2

For reproducibility, let us simplify my problem as follows: I have 100 spatial polygons representing convex hulls of N random samples drawn from a population (100 times) to calculate the sensitivity of a model to single values. How do I calculate the percentage overlap of these polygons? The ideal solution should be quick and introduce as little approximation as possible.

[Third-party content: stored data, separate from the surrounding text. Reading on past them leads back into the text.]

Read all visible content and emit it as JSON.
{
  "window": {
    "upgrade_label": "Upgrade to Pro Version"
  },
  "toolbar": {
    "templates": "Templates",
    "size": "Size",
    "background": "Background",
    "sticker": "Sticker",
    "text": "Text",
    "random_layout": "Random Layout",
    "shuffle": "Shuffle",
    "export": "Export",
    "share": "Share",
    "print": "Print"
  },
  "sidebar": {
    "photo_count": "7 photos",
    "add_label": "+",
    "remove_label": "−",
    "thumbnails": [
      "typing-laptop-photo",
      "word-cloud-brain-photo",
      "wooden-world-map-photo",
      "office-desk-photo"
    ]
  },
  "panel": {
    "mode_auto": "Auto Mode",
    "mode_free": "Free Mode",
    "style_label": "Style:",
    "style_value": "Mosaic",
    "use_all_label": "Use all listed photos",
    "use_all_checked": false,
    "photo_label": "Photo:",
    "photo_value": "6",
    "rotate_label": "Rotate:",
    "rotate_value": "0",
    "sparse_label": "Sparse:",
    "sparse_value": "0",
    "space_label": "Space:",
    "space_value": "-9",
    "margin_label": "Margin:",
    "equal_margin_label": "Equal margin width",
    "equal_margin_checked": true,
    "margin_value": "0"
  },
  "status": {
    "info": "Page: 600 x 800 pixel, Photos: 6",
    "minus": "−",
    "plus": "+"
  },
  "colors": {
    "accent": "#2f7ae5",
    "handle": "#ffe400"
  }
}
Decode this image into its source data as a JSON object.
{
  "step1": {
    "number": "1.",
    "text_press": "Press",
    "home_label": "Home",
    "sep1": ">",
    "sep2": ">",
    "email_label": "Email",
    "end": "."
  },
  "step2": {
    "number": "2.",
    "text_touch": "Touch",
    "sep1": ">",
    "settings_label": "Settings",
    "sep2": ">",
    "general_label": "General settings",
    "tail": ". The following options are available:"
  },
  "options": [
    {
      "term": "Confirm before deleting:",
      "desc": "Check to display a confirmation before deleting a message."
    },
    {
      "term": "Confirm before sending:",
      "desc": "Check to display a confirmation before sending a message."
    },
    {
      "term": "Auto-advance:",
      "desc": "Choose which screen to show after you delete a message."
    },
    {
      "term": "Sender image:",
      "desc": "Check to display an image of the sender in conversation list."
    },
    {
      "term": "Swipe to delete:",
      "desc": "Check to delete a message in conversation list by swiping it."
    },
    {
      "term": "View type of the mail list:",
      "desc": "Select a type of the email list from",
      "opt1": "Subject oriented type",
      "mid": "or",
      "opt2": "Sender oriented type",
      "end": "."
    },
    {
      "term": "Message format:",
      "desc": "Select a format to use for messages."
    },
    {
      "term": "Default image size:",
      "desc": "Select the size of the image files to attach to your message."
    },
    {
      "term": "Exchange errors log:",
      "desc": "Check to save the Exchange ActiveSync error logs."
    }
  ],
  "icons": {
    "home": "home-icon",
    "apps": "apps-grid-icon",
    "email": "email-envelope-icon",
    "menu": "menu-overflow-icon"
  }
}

I have no particular reason to use the GIS capabilities of R, other than I thought this could be the easiest approach to solve the problem.

library(sp)
library(raster)
library(sf)
#> Linking to GEOS 3.8.1, GDAL 3.1.1, PROJ 6.3.1

set.seed(11)

dt <- data.frame(x = rnorm(1e3, 10, 3) + sample(-5:5, 1e3, replace = TRUE))
dt$y <- (rnorm(1e3, 3, 4) + sample(-10:10, 1e3, replace = TRUE)) + dt$x

dt <- rbind(dt, data.frame(x = -dt$x, y = dt$y))

plot(dt, asp = 1)

dt.chull <- dt[chull(dt),]
dt.chull <- rbind(dt.chull, dt.chull[1,])

lines(dt.chull, col = "green")

uncert.polys <- lapply(1:100, function(i) {

tmp <- dt[sample(rownames(dt), 1e2),]

# points(tmp, col = "red")

tmp <- tmp[chull(tmp),]
tmp <- rbind(tmp, tmp[1,])

tmp <- sp::SpatialPolygons(list(sp::Polygons(list(sp::Polygon(tmp)), ID = i)))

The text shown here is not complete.